Hubert Lawrence | Making the right deals
Decades ago, the head of a local sporting federation told me that he could only secure sponsorship for development if his men's team won the Caribbean Championships. Bereft of funding to chase both objectives, he and his federation made every effort to win the regional tournament not just for the glory, but also to unlock the wallets that would pay for grass-roots work. It's a dilemma many sports face.
It's probably worse if the sport in question had notable results in the past. That's where our football is today, and that's why it's tempting for the officials in that sport to make deals to accelerate progress. The possible national team selection of 20 year-old Leon Bailey is a case in point. Time will tell what emerges from recent meetings with Bailey's connections and the local football federation, but we all need to tread carefully.

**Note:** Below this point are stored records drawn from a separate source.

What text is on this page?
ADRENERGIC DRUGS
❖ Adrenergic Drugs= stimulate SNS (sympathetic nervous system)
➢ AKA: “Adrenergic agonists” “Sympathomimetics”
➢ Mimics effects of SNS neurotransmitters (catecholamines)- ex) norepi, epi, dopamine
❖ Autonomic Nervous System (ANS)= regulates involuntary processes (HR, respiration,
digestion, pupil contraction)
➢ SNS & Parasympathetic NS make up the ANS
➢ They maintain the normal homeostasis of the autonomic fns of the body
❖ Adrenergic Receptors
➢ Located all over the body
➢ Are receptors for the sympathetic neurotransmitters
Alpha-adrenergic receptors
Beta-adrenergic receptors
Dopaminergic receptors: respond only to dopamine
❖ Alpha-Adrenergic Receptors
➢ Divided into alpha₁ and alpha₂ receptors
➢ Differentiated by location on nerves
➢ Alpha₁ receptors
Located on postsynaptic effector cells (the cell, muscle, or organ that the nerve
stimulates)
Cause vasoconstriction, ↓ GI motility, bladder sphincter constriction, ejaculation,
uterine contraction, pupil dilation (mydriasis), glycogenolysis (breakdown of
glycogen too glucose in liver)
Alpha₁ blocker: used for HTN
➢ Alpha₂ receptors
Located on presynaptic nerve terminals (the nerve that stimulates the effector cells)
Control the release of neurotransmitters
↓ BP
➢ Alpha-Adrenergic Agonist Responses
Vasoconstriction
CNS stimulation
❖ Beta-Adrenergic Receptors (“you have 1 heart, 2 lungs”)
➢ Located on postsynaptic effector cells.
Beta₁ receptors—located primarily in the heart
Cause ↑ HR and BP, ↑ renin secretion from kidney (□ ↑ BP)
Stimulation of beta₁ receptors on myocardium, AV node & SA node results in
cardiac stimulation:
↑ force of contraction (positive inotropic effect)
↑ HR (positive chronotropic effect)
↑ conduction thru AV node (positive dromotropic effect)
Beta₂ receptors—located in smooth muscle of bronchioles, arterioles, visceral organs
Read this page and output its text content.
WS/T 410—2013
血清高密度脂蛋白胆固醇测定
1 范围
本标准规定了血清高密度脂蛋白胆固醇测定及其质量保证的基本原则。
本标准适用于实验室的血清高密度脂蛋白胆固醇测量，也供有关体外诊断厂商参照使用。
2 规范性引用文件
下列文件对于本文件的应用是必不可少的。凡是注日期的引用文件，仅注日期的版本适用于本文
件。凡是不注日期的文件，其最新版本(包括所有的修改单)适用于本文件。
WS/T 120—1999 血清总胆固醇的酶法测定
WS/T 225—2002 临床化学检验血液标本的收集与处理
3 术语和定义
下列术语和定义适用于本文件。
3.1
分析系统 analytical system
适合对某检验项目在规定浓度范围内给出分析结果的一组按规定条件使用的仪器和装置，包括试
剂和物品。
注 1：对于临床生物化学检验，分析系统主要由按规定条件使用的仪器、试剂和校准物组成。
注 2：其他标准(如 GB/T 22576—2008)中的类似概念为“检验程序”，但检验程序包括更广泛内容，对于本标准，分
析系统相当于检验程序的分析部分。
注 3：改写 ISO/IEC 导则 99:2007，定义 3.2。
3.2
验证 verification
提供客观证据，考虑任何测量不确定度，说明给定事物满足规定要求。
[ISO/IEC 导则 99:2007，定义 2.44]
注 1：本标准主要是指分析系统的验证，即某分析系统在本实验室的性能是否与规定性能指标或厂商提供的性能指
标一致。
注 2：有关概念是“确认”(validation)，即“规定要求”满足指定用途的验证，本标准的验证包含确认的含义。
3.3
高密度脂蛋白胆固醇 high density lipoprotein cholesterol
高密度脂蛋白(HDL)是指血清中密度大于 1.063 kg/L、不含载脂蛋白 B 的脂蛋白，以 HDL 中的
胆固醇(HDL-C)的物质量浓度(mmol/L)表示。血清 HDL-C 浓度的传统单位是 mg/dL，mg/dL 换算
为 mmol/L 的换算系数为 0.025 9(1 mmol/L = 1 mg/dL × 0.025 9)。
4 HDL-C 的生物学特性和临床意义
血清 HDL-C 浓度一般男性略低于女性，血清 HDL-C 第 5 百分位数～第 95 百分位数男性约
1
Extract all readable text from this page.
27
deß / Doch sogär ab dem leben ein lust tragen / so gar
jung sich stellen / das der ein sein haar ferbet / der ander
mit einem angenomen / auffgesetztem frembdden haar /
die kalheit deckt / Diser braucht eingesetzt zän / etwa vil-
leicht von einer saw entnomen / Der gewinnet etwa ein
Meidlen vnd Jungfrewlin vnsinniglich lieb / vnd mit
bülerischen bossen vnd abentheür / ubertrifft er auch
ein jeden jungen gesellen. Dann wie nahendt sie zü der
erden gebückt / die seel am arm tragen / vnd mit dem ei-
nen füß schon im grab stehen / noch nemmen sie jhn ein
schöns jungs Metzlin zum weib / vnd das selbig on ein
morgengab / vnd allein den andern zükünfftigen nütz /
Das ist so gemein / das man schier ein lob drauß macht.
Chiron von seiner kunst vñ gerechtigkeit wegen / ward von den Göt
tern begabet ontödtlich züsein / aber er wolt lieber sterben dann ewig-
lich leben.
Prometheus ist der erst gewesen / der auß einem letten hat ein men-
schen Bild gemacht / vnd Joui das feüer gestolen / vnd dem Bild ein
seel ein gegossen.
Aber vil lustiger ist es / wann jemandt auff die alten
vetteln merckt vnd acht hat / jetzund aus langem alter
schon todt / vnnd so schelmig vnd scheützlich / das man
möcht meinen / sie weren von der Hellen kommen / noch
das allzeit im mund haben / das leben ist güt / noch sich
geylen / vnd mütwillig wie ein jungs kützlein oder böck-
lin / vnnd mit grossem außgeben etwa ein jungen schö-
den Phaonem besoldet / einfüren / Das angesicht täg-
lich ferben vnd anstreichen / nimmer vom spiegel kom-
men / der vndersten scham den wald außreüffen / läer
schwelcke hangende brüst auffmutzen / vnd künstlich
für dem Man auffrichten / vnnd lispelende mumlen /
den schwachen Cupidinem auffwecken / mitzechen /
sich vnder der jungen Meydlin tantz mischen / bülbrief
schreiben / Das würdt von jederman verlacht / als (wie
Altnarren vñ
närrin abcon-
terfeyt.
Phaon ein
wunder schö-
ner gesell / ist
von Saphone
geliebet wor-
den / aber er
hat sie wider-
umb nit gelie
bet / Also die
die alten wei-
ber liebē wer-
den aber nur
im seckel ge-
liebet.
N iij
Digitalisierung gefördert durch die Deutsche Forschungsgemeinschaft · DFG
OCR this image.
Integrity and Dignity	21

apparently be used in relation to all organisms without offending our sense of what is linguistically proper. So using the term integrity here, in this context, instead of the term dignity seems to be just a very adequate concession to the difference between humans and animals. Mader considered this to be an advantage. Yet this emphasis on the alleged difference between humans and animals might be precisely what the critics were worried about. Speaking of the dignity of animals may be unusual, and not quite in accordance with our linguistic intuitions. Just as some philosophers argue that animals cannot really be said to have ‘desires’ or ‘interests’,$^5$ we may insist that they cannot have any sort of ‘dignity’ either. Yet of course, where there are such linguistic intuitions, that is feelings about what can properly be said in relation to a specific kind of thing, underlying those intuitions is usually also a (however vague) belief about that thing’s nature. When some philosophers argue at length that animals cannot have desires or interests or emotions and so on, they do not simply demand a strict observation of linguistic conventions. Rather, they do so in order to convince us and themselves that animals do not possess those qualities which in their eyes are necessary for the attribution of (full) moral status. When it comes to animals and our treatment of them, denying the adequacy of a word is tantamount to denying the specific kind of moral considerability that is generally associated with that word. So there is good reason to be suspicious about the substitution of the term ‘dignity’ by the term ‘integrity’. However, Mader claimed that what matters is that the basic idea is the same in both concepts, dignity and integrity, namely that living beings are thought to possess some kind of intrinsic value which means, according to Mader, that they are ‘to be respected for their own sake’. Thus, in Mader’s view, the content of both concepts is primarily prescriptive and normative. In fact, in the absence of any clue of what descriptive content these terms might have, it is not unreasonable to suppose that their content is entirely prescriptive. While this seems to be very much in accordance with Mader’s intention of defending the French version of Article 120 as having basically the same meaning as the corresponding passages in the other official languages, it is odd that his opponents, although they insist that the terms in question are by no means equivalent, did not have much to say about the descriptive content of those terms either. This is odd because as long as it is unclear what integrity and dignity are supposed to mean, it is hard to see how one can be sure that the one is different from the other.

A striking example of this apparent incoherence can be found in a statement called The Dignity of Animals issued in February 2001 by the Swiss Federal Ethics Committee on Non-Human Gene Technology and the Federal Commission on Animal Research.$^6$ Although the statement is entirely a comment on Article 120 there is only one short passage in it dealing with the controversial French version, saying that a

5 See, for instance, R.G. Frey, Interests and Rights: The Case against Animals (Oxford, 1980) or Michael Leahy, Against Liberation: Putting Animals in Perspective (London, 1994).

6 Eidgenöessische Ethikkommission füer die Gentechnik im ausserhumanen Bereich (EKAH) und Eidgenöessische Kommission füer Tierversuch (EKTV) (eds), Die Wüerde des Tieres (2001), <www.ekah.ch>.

Bailey is a fine footballer, but it would be risky to select him to the national team with pre-conditions to include the selection of others and the installation of his connections to influential posts in the Federation. From what we see of him in the Bundesliga, he deserves a national call purely on merit.
In his most recent televised match, he was effervescent. In one artful move, he turned past a defender on the right side of the 18-yard box and chipped the advancing goalkeeper only to be denied by the crossbar. The manoeuvre didn't quite work but had class written all over it.
In 17 Bundesliga games for Bayer Leverkusen, he has scored eight goals, and understandably, his play has attracted attention from top clubs across Europe.
Time will reveal if those well-publicised talks have entrenched the principle of selection by footballing merit only. Just imagine what could happen if other fine prospects require such pre-conditions in the future. The situation could become untenable.
Hopefully, recent talks between JFF President Michael Ricketts and Bailey's connection, Craig Butler, have cleared the air. There certainly is a role for experts like Butler, who develop players to high standards of proficiency. At the same time, though pressed to produce results that could open the wallet to pay for development, the Federation has to avoid setting a dangerous precedent.
There are approximately six million Jamaicans worldwide. It's my guess that there has to be a way for Jamaica to develop the footballers in that number. Hard, smart work at home and shrewd recruitment from abroad is the best bet to creating teams that can make us as proud as we were in 1998. To regain that lost ground, Jamaica's football needs all hands on deck.
By the way, success did come to the sport mentioned at the start of this group of thoughts. The Caribbean title was in fact won by Jamaica. However, that sport is far worse off today than it was all those decades ago.
- Hubert Lawrence has made notes at trackside since 1980.